C’est aussi une opportunité pour débattre des thèmes se rapportant à la biologie, pharmacologie et  toxicologie des produits naturels. Ainsi que la phytochimie : extraction, séparation, purification, synthèse, hémisynthèse et caractérisation des produits naturels. Les chercheurs se pencheront aussi sur l’importance de la conception des molécules bioactives et les phytothérapies, aromathérapies, phytomédicaments.
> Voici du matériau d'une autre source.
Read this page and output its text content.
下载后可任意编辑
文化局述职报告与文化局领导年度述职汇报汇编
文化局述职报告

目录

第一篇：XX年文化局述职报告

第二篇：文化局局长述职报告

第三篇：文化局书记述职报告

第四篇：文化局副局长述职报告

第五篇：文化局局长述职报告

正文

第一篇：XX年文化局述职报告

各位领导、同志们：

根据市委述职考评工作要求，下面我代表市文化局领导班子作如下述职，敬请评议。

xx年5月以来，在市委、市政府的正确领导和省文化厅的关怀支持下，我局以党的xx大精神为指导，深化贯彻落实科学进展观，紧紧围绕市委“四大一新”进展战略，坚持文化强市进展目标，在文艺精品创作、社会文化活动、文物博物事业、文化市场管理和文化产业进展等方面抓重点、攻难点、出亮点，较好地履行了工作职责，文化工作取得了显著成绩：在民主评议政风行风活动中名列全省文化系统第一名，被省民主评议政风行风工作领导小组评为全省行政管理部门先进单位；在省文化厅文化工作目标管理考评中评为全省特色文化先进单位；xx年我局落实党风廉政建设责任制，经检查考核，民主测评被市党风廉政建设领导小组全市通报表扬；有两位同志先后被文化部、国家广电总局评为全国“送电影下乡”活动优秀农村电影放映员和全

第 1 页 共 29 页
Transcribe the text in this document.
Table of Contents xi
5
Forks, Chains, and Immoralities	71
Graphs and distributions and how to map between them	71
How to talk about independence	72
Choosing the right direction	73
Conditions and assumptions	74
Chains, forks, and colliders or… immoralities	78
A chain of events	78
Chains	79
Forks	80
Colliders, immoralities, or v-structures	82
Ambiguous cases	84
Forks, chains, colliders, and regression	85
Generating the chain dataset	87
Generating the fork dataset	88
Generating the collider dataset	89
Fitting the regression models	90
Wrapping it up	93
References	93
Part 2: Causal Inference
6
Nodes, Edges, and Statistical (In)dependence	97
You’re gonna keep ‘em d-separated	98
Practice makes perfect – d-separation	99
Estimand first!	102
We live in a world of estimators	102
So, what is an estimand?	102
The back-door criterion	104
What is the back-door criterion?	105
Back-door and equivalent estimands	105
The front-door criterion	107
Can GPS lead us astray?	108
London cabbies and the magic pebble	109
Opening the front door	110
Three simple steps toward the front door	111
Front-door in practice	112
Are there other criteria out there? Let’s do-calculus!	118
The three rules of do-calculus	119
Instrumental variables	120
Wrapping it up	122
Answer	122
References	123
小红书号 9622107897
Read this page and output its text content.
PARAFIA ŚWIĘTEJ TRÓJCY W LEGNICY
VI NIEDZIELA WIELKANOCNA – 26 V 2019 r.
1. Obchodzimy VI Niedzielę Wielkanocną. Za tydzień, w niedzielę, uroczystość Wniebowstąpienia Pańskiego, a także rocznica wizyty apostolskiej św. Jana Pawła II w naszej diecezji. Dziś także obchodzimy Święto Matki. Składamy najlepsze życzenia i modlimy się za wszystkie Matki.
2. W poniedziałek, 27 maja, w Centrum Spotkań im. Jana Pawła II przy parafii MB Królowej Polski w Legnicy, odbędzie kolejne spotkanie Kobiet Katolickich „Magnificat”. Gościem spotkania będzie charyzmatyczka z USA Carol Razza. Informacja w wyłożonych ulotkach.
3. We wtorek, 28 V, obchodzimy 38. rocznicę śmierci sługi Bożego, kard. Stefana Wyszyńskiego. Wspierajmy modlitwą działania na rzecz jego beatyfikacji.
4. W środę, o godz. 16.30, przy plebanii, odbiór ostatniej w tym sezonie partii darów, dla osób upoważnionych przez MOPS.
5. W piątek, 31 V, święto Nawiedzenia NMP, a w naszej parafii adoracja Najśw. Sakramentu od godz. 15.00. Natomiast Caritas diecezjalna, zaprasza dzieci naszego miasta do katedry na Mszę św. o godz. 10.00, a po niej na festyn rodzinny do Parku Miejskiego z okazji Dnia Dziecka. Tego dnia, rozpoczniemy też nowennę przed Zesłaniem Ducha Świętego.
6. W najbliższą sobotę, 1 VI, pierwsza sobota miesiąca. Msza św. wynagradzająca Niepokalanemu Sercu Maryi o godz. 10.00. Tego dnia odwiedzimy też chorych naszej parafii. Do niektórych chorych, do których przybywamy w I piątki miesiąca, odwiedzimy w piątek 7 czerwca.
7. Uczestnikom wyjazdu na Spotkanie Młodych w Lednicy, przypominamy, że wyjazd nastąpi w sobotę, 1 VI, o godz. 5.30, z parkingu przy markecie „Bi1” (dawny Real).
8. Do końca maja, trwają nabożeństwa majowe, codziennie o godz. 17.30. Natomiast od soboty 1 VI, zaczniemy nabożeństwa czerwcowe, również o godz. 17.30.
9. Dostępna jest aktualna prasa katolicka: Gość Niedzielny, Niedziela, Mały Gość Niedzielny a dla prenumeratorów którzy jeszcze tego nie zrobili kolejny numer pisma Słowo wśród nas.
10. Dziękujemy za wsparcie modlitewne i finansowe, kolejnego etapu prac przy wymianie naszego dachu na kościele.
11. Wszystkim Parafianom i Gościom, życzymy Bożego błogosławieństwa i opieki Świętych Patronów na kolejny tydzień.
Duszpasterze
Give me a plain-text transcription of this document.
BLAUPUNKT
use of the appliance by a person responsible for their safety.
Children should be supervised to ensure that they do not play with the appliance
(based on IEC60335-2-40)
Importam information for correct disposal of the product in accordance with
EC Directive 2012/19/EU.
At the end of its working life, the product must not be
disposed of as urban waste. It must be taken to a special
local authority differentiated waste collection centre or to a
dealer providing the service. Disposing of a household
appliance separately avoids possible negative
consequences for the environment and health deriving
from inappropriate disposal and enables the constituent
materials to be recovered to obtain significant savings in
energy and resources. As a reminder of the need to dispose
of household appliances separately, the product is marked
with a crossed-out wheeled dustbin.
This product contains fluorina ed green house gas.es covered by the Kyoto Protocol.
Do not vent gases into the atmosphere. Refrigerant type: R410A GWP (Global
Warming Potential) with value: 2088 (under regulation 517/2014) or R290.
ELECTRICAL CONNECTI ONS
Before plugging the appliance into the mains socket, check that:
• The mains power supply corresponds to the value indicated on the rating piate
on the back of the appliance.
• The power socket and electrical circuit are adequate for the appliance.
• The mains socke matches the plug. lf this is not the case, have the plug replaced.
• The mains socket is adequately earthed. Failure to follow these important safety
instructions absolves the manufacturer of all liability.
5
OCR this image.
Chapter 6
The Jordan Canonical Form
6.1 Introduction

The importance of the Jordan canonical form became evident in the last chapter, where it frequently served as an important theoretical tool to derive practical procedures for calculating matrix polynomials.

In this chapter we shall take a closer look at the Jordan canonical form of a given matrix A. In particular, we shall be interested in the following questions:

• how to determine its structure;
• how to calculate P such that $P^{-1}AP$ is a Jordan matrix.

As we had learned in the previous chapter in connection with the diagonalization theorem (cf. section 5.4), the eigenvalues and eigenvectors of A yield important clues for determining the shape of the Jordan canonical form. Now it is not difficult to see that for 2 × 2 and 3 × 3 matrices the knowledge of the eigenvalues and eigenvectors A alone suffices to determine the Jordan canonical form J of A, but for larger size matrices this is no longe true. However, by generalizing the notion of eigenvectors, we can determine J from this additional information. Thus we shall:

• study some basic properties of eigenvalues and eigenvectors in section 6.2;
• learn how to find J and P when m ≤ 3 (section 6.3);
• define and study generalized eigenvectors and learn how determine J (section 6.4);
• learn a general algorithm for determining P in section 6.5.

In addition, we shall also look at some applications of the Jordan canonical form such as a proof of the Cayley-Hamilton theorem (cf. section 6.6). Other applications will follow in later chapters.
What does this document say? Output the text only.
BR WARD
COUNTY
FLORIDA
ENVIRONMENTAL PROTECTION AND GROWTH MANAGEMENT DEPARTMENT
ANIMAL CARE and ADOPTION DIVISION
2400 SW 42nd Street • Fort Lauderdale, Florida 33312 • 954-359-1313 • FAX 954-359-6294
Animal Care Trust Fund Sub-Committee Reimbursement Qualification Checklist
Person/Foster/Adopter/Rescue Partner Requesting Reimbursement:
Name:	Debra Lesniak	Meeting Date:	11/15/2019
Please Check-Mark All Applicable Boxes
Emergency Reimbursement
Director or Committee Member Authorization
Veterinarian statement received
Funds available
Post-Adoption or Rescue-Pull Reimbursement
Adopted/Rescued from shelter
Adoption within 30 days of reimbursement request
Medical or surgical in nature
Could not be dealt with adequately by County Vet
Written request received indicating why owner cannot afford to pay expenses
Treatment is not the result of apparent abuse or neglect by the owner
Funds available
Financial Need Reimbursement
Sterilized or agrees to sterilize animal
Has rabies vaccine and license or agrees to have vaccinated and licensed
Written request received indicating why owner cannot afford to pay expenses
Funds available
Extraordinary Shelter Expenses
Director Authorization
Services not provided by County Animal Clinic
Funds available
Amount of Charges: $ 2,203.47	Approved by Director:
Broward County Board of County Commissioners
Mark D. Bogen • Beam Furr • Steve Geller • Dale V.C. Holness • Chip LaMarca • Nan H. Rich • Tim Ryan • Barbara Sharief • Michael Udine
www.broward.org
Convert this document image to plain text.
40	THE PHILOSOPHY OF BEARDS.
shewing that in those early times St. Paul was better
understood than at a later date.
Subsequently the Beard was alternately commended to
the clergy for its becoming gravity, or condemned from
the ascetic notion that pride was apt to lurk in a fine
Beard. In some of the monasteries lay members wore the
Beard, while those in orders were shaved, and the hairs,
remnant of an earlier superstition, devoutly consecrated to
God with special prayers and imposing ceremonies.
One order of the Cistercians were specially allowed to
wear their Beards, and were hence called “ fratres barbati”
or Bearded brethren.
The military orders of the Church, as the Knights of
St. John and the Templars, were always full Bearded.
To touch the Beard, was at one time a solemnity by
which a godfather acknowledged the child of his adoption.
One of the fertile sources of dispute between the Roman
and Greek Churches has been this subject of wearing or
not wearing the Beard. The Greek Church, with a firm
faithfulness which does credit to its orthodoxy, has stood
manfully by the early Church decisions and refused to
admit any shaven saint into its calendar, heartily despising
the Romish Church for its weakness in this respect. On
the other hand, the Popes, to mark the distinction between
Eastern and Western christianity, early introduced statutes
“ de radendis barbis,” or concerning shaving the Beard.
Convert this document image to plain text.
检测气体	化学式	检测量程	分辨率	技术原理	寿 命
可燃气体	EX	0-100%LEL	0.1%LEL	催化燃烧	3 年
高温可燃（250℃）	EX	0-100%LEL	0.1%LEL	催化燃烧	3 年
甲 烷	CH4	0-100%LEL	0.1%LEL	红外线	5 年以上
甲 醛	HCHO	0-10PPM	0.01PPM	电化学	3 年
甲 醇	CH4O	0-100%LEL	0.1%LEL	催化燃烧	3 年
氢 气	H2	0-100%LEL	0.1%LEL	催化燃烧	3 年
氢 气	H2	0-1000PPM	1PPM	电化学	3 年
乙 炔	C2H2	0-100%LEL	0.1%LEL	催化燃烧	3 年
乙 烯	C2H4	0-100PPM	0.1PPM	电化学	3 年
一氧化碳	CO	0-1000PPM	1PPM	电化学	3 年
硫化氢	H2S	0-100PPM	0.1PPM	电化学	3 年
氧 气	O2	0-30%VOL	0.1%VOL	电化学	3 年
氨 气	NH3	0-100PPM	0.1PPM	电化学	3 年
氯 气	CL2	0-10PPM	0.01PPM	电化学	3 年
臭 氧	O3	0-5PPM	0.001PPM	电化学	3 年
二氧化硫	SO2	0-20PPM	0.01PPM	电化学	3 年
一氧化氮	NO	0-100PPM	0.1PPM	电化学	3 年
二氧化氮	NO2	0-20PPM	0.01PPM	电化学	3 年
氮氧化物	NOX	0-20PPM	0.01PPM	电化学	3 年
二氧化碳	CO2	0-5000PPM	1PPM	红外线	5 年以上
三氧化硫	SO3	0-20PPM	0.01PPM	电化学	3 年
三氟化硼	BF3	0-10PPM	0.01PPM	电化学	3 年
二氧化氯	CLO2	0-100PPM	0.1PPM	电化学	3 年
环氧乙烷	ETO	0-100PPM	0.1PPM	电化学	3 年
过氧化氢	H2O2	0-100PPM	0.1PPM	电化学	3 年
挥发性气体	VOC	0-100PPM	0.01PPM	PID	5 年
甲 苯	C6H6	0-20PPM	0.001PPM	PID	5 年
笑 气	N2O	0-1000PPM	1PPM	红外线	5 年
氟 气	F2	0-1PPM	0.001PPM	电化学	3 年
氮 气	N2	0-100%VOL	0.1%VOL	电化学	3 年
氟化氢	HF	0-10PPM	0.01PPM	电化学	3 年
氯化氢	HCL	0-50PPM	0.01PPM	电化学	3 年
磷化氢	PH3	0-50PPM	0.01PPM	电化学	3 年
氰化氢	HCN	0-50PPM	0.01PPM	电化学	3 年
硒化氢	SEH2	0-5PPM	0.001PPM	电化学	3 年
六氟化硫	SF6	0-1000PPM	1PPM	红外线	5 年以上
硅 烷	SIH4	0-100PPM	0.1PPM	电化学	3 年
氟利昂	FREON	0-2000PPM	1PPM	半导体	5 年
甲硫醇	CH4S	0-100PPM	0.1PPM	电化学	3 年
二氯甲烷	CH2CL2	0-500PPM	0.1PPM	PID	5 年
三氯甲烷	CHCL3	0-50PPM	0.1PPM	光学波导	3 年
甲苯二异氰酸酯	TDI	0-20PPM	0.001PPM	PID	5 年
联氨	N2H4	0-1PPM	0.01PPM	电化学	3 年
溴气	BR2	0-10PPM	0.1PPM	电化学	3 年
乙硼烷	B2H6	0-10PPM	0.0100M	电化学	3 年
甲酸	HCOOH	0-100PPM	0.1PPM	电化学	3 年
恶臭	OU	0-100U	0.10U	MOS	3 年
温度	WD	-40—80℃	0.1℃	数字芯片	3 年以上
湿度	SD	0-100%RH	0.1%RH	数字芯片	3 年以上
D’autres conférences plénières animées par d’éminents chercheurs à l’instar de Chi-Huey Wong, président de l’académie de chimie de Taepei (Taiwan) et président de l’académie de chimie du Colorado (USA) qui a traité l’impact du glucose sur les produits naturels.
De son côté, Rob Verpoorte de l’Université de Leiden (Hollande) a démontré comment la diversité biologique oriente vers la découverte de nouveaux produits en mesure d’apporter des solutions à certains phénomènes nuisibles à l’homme. Elle peut aussi engendrer des avancées en molécules bioactives pour améliorer la qualité de nos aliments au niveau de la couleur, du goût et de l’odeur.  L’apport de l’Université Mohammed Ier s’inscrit dans cette mouvance pour ce qui est de l’encadrement et la recherche dans le domaine des isolants des composés actifs. Elle sensibilise aussi à l’importance du secteur des PAM. Nous avons réussi à isoler des molécules de structures nouvelles que nous avons inclues dans le dictionnaire de la chimie internationale, a expliqué Ahmed Melhaoui, professeur à la Faculté des sciences d’Oujda et président du comité d’organisation. Et d’ajouter : «nous avons évalué l’activité pharmacologique et toxicologique de ces molécules tout en développant des techniques spécifiques de purification des PAM».